Intent on merging these two seemingly disparate music forms, he helped launch the Tropicalia movement. With their hippie clothing and unorthodox music, the Tropicalistas outraged Brazil's then military rulers and both Gil and fellow performer Caetano Veloso were arrested, incarcerated and forced into a two-year London exile.

The Barbican's Tropicalia Festival (April to May 2006) was thus a celebration of a moment in Brazilian culture when the arts were galvanised by social change. Gil, the pioneering Topicalista, missed the event but the World Cup - he recently played in Germany - has brought him back to Europe. Finally, the Tropicalia Festival has closure. But what kind of closure?

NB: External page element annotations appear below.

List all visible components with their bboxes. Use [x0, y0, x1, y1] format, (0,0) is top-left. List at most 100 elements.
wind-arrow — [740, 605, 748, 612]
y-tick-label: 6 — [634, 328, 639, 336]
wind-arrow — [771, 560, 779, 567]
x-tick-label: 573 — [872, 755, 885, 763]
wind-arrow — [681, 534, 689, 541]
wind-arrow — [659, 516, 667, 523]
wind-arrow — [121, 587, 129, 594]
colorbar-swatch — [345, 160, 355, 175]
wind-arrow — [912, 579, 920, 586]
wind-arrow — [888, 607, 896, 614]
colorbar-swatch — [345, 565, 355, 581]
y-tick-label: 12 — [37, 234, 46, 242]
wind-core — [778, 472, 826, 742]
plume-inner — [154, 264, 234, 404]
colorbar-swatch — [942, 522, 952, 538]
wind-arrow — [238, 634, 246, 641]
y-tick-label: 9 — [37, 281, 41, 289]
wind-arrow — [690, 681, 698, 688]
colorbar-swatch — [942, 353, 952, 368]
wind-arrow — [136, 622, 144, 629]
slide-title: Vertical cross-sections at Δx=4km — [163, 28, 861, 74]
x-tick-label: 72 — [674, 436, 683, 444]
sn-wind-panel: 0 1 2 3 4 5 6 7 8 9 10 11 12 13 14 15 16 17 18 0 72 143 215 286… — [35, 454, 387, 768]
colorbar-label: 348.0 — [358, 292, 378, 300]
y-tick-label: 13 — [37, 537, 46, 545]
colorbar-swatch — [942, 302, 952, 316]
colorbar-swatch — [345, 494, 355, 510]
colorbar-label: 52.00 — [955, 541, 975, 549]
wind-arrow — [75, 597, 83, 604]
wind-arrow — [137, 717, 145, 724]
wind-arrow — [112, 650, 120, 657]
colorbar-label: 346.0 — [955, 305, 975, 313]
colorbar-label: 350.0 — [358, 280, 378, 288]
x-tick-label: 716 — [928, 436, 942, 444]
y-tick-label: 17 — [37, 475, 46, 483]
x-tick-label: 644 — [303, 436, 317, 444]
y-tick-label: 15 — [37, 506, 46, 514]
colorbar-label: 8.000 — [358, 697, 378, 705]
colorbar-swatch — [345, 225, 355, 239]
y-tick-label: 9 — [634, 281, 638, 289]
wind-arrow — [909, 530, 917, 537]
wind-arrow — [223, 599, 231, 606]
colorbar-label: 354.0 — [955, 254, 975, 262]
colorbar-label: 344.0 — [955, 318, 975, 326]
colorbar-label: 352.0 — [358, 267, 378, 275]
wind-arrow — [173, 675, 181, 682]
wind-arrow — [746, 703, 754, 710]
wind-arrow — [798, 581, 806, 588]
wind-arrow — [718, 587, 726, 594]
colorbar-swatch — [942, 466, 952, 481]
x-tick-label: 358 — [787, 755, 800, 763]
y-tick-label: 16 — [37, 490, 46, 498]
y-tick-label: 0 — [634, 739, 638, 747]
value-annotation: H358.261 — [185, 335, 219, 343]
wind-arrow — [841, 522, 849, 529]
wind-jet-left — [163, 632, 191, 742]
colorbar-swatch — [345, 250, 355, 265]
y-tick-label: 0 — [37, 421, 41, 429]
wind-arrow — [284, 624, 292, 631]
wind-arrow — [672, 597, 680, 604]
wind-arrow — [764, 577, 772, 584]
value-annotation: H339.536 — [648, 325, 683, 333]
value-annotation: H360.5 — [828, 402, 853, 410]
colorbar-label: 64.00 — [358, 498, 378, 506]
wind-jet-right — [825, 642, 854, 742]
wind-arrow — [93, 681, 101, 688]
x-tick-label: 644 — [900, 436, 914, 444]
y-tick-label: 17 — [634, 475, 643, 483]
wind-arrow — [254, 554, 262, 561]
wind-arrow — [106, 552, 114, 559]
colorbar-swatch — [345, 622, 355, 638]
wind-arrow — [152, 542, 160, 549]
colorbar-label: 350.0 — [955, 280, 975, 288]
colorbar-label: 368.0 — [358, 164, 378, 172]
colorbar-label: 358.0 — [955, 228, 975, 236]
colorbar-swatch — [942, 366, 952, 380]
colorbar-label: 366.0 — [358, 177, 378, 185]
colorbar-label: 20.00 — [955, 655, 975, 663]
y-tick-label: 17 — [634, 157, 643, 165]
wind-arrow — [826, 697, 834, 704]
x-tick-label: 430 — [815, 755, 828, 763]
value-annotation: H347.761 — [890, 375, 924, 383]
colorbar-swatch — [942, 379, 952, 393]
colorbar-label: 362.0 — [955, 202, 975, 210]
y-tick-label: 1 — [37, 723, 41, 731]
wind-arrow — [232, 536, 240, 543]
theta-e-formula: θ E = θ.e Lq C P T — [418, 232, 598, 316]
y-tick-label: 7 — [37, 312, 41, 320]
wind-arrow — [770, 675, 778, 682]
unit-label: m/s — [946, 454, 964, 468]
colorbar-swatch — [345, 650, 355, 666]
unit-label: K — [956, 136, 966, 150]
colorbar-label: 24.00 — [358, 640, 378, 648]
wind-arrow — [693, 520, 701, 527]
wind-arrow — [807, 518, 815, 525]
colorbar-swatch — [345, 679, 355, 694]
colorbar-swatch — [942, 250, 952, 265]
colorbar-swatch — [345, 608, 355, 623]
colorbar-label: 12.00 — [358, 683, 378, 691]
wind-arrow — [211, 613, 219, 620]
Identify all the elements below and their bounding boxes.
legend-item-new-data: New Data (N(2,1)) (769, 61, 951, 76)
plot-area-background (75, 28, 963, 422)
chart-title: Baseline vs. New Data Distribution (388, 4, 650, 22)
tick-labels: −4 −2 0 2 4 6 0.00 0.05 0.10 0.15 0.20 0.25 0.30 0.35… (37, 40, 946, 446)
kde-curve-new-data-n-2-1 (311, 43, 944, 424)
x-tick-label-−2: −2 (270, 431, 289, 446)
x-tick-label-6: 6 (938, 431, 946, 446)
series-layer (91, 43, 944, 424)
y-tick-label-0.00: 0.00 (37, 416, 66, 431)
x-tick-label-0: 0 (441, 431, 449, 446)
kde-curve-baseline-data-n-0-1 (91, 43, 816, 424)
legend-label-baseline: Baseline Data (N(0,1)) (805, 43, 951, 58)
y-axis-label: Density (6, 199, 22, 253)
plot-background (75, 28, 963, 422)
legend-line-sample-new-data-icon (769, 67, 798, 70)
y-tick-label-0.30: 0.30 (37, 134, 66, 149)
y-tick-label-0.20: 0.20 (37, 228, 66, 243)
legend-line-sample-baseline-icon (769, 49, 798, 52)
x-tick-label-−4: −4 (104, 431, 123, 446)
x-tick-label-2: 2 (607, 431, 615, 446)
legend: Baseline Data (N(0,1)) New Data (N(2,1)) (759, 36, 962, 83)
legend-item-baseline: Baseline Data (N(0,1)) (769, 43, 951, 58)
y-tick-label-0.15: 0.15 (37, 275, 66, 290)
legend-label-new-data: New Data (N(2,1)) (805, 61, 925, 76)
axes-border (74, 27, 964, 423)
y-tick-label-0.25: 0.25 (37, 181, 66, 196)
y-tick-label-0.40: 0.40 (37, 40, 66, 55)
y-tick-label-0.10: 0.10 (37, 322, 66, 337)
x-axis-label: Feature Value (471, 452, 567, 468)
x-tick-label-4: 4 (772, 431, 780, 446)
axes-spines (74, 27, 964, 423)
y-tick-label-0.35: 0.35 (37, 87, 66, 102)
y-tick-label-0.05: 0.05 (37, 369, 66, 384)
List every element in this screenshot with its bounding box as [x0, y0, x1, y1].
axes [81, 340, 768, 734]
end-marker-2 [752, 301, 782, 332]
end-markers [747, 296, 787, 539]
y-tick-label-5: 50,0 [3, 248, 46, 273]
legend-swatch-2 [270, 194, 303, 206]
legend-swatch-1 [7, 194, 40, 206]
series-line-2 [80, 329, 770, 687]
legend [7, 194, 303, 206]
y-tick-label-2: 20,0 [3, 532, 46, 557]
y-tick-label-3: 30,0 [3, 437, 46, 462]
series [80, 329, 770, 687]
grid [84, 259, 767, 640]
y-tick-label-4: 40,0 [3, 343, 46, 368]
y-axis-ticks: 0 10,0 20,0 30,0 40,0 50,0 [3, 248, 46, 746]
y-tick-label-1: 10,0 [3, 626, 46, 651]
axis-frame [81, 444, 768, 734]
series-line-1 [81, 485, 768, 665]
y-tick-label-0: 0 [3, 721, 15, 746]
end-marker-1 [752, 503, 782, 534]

The Gil who offered psychedelia a Latin flavour and encouraged Brazil's black populace to respect their African roots was not evident. Instead, we got a sprightly musician dressed in white who began with Genesis-style prog-rock, let his five-piece band drift into bland jazz funk, sang Bob Marley hits and appeared happy to soak up as much adulation as possible.

Beyond two artfully chilled bossa nova numbers and a samba football song, the Barbican concert was Brazil-lite. The genre-bending musician who recently, employed north-eastern Brazil's foro folk music to great effect was not in the house. Considering Gil also has a day job as Brazil's current Culture Minister, one can't help thinking that this performance involved a terrible paradox of sorts.